In the early 18th century, Filippo Juvarra was responsible for the Scala delle Forbici and for a new look what used to be the Galleria della Regina (“Queen’s gallery”) and is now the seat of the Royal Armoury.
After Juvarra, Benedetto Alfieri took over the job of renovatin the Royal Apartments.
The building served as the residency of the Italian royal family till the end of World War II. In 1946, after a referendum Italy became a Republic and the royal family was banned from the country.
Façade and staircase
The façade dates back to 1658 and was designed by Carlo Morello. Domenico Ferri designed the monumental staircase in 1864. It is decorated with mostly 19th century paintings and sculptures.

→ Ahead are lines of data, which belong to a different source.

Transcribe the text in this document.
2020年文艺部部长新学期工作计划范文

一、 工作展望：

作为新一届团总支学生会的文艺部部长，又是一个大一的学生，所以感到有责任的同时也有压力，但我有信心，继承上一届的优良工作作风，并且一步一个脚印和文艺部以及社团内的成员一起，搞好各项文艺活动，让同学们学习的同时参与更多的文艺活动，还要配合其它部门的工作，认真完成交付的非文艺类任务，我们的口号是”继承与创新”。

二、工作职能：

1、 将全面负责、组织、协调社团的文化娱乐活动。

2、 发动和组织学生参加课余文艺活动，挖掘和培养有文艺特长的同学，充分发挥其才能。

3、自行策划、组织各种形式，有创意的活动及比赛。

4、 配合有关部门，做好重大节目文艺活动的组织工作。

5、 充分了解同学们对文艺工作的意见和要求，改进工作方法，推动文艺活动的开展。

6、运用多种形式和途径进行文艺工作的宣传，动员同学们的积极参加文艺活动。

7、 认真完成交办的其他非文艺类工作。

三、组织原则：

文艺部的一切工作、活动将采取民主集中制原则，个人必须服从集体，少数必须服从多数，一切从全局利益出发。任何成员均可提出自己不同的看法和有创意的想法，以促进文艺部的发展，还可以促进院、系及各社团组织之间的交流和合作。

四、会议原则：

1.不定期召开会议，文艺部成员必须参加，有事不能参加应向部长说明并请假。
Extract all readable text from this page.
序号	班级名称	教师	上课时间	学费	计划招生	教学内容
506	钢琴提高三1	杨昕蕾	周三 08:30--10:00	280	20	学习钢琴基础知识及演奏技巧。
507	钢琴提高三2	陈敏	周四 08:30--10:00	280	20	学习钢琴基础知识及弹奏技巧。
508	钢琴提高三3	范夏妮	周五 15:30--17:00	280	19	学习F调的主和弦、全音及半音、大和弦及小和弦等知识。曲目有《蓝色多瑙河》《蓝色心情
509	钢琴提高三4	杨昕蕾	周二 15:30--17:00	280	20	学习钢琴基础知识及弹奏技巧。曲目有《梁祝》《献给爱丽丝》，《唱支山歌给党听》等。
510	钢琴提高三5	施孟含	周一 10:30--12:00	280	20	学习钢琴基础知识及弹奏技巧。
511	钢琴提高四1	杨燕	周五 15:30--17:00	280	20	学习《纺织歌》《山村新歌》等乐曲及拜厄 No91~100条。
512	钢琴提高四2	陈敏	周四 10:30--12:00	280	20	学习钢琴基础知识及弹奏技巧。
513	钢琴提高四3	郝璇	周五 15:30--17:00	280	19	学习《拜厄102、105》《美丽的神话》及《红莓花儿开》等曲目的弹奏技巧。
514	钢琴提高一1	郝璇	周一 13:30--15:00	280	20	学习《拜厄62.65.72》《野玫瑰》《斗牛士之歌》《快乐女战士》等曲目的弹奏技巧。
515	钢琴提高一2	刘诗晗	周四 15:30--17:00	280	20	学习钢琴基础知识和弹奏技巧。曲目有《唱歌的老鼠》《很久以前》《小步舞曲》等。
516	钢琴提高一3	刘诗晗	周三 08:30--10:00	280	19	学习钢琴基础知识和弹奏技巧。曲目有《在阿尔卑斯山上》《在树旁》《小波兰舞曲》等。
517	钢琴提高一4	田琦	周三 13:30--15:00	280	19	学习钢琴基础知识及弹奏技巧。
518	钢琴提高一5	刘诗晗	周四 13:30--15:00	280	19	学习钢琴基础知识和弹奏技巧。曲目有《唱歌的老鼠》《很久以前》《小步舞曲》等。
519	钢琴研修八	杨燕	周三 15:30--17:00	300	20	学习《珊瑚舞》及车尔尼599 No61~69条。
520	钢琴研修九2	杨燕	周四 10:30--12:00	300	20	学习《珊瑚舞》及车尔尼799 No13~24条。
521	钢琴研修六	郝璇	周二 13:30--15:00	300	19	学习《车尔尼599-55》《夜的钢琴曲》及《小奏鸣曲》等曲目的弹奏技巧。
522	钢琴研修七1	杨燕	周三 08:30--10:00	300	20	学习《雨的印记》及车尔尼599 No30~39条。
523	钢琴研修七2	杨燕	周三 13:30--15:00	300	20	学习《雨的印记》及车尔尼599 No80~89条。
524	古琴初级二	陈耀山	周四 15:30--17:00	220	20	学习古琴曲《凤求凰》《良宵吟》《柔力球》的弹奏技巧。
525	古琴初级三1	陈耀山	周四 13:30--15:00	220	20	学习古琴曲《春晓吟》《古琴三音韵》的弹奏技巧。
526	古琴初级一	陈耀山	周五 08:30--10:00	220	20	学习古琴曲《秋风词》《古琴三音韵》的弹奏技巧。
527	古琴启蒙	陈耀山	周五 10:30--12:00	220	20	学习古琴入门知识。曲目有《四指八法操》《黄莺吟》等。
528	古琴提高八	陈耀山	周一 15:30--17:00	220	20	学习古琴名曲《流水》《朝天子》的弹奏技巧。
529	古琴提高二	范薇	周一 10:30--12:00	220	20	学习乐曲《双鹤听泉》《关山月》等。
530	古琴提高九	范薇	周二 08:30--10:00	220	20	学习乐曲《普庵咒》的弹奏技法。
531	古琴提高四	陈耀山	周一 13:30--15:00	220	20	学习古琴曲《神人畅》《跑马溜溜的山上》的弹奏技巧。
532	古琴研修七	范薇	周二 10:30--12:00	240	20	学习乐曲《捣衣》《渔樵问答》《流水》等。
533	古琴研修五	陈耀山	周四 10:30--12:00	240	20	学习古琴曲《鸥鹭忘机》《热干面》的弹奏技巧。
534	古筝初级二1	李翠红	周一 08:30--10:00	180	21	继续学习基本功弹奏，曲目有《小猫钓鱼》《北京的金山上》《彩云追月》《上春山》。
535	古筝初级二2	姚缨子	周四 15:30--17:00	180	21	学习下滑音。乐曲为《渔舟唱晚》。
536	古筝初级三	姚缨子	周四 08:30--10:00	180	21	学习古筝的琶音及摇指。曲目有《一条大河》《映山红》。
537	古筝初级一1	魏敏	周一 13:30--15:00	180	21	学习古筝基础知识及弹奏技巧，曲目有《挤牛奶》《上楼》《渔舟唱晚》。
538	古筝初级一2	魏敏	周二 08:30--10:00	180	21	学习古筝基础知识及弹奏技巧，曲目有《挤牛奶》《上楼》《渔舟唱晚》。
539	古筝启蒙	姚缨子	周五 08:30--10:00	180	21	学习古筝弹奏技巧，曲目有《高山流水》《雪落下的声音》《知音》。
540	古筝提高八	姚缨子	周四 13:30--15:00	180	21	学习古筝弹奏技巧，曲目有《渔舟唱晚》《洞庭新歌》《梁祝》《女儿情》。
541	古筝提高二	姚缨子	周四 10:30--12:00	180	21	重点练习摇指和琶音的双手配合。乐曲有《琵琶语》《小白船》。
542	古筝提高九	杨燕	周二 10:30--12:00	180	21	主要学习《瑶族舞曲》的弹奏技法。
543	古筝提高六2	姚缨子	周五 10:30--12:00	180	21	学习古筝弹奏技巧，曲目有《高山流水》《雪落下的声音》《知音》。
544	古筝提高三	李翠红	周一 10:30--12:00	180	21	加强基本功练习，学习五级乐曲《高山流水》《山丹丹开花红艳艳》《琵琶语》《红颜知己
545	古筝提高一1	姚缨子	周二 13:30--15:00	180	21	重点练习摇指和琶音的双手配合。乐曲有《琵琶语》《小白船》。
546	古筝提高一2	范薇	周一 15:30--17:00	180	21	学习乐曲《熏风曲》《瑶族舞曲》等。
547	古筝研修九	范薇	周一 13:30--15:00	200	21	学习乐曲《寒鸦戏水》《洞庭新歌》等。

At the entrance, there are statues of the mythical twins Castor and Pollux, who, according to Turin lore, also used to stand guard at the border between the holy and devilish halves of the city.
The small square in front of the palace is called Piazzetta Reale. It is protected by a famous cast-iron gate, which was also designed by Juvarra.
Sala dei Corazzieri, Sala del Trono, Gabinetto Cinese, Galleria del Daniel, Sala del Trono della Regina, Sala da Ballo, Sala da Pranzo, Camera dell’Alcova.